Green Party disappointed by other parties’ lack of climate urgency

The Green Party says it does not feel there is a sense of urgency from other parties on climate during talks on government formation.

The party met with Fianna Fáil yesterday. Both parties brought a number of representatives to the meeting, which was mediated by an independent moderator, at the Green Party’s request, in keeping with Green Party protocol across Europe.

Green Party TD for Dublin Central Neasa Hourigan
Green Party TD for Dublin Central Neasa Hourigan

Green Party TD for Dublin Central Neasa Hourigan said although the talks were “positive and constructive”, they are weeks away from government discussions.

“We’re finding a lot of common ground, which we also found with our talks with Sinn Féin earlier this week,” she said.

“With Sinn Fein, we share the belief that housing is a right, with Fianna Fáil we had great discussions on education and special needs allocations, which is obviously important to me as a special needs parent.

Our worry is always that we feel there is not the level of urgency on the climate crisis from other parties in these talks, or the level of funding of what will be required to tackle it.

“My point of view is that the climate will affect everything we do in government, from housing to transport. It’s not one issue for us.

“I’m not sure I’ve been swayed enough from these talks on either party, to be honest. The process has been excellent, the talks have been useful, I’ve learned a lot from the whole process, and we’re expanding our policy perspectives, but we’re far away from government foundation discussions.”

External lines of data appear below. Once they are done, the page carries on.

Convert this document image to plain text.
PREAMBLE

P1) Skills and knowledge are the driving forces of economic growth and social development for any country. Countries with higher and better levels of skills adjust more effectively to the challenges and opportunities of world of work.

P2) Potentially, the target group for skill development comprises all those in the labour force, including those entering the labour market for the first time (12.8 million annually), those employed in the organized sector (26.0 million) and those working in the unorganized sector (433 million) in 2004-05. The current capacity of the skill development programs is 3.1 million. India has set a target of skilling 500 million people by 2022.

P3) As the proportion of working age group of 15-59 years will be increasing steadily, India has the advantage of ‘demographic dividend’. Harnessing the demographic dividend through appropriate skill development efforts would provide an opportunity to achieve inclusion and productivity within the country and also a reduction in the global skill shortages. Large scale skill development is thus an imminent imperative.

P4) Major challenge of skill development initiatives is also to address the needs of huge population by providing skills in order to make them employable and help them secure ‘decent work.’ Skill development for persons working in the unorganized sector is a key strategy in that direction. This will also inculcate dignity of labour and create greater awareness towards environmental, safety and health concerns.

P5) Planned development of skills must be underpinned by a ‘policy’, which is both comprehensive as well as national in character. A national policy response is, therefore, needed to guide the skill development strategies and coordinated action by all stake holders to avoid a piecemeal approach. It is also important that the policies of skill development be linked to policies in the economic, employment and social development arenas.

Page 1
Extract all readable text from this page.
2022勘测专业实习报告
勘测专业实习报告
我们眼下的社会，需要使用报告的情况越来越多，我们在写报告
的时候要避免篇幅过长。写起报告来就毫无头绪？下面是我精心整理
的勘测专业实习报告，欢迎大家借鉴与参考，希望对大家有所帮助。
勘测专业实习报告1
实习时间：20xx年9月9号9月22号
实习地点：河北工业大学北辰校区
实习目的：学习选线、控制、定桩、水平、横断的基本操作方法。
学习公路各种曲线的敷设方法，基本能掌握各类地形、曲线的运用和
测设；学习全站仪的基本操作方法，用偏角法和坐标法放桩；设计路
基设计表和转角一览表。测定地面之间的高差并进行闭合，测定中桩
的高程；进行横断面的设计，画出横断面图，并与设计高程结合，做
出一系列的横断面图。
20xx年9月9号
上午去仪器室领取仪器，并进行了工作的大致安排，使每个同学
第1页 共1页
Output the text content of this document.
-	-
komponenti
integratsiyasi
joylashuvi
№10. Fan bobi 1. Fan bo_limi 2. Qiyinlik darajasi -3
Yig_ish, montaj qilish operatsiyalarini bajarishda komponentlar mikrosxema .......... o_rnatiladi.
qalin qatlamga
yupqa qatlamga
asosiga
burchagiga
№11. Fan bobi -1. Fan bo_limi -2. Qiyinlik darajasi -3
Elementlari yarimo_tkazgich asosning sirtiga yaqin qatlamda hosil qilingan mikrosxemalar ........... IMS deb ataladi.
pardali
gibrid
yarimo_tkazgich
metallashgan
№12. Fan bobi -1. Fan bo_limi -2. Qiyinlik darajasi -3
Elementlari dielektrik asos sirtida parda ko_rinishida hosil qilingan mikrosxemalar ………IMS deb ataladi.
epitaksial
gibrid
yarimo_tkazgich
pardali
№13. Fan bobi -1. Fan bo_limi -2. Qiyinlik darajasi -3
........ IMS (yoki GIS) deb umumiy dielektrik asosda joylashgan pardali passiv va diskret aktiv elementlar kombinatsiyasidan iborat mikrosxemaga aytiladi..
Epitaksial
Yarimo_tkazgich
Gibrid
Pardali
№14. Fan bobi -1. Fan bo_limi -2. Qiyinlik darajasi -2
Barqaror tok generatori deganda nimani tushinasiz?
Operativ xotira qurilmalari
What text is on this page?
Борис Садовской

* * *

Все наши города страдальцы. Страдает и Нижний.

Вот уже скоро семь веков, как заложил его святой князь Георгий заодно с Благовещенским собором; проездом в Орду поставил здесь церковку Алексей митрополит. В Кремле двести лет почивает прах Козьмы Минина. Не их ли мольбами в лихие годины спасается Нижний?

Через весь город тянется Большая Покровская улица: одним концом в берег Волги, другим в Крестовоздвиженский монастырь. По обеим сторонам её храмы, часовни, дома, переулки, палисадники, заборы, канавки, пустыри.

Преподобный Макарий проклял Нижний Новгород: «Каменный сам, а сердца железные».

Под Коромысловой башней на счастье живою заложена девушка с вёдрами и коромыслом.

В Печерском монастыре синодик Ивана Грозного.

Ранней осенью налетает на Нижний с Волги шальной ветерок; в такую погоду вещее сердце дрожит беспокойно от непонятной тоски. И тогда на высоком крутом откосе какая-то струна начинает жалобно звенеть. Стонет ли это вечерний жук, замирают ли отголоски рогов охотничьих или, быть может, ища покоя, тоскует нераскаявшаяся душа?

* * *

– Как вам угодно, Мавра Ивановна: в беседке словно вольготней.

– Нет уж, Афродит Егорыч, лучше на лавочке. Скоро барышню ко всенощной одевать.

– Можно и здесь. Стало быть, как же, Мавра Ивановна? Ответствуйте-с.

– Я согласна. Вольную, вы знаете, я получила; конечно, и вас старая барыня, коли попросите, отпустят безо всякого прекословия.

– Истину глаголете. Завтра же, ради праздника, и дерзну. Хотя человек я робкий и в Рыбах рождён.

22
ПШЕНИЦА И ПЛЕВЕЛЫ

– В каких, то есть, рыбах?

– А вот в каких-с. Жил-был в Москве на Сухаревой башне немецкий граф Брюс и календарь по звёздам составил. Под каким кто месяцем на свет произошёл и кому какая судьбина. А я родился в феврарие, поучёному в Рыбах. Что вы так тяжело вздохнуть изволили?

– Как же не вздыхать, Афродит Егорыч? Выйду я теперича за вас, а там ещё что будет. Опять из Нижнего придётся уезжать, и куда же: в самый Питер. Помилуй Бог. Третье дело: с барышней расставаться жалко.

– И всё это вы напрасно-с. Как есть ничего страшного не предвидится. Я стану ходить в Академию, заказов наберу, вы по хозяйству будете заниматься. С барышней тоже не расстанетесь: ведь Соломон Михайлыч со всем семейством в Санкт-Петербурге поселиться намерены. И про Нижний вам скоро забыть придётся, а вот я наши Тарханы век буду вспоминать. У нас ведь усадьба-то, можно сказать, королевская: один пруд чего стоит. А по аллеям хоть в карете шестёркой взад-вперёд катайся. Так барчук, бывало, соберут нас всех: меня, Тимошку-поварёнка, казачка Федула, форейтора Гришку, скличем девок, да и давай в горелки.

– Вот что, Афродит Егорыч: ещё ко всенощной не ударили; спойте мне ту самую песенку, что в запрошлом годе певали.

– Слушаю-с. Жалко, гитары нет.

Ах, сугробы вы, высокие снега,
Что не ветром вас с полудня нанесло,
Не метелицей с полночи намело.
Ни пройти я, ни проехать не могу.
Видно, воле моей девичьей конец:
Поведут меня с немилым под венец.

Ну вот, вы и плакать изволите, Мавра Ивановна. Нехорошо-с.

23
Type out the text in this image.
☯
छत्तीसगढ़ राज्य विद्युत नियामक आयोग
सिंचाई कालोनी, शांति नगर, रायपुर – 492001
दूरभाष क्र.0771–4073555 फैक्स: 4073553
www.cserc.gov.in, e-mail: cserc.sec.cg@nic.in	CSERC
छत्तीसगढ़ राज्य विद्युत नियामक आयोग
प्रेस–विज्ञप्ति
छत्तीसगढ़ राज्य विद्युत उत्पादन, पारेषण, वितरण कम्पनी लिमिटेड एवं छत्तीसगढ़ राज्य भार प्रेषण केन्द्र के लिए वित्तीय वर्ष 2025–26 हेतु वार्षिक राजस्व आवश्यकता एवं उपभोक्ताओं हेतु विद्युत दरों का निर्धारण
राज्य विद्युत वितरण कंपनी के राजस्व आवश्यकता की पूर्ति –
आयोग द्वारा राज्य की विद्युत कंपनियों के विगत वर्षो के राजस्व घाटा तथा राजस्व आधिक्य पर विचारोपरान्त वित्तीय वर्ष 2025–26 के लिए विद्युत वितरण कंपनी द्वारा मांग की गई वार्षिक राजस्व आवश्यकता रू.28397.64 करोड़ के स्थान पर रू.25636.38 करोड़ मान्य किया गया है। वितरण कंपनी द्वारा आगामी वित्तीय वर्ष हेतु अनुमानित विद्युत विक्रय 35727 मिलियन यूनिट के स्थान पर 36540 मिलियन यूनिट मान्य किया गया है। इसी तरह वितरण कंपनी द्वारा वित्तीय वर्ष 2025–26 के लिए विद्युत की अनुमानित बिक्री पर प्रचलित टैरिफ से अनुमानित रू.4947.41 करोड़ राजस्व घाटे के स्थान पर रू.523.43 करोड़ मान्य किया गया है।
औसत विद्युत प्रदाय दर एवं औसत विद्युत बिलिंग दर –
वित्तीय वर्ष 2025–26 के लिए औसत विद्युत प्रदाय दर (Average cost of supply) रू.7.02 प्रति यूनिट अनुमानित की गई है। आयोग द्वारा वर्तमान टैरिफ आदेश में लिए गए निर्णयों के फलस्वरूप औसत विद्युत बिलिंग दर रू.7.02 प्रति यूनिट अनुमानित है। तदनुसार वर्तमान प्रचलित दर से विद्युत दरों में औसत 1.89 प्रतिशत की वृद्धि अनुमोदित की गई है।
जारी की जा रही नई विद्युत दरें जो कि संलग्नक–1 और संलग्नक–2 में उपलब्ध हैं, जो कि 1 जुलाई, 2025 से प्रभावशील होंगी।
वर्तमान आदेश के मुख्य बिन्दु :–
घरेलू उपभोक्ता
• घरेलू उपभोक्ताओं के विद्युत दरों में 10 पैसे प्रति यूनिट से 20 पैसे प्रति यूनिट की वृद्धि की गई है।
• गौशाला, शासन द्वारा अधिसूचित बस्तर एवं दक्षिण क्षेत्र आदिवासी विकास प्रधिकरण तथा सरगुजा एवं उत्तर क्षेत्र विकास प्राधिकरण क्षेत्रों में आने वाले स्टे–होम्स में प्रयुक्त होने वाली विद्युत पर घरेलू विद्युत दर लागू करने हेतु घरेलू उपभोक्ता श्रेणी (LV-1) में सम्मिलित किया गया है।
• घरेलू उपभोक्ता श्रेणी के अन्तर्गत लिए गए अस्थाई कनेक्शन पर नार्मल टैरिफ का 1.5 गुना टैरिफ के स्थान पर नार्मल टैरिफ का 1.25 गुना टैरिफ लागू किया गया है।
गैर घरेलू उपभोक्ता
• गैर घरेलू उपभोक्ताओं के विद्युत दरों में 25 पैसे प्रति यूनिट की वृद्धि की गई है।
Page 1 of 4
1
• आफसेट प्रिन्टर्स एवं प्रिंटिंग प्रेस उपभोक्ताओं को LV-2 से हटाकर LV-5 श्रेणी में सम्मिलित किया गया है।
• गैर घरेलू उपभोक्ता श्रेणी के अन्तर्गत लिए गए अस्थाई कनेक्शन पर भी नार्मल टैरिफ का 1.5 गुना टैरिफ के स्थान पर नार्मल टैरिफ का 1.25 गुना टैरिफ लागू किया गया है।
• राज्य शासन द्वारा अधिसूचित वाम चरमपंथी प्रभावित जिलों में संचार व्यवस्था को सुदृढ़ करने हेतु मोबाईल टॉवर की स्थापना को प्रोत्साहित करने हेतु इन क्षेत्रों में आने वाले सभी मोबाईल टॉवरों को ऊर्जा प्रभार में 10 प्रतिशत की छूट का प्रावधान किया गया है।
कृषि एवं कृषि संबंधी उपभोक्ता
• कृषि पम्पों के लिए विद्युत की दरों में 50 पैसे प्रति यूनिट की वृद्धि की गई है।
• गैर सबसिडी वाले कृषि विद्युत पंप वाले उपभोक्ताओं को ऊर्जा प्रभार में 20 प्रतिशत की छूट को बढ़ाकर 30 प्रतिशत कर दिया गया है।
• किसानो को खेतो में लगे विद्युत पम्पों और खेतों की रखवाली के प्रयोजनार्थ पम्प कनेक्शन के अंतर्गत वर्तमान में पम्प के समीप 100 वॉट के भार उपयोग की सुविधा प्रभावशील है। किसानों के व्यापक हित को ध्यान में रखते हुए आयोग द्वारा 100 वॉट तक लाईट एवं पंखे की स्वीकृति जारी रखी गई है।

Fianna Fáil, which brought party representatives from a number of departments, said the meeting involved going through both manifestos, looking for common ground and shared policy objectives, but expects today’s meeting between the two will be more substantial on detail.

A two-thirds majority vote from Green Party members is required if any coalition is to go ahead, which could present a stumbling block for government foundation, especially among the party’s younger membership who will be intent on seeing climate policy implemented in full, which could spell difficulty in negotiations due to Fianna Fáil’s links to rural and farming constituencies.

Likewise, Sinn Féin’s objection to the carbon tax was also flagged as a potential issue during talks, with Mary Lou McDonald’s party intent on halting carbon tax increases “in the absence of viable alternatives”.

“The first thing we do when we enter government cannot be to throw out the small bit of progress we’ve made on implementing a carbon tax, so those areas of difference will be difficult,” said Ms Hourigan.

“The two-thirds majority will, of course, be an issue. Our members are very clued-in and they’re going to hold our feet to the fire.”

Fianna Fáil leader Micheál Martin said often during the general election campaign that he would be keen to form a government with Mr Ryan’s party, and it is understood that the Greens, along with support from Independent TDs, would be Mr Martin’s first preference in government partners.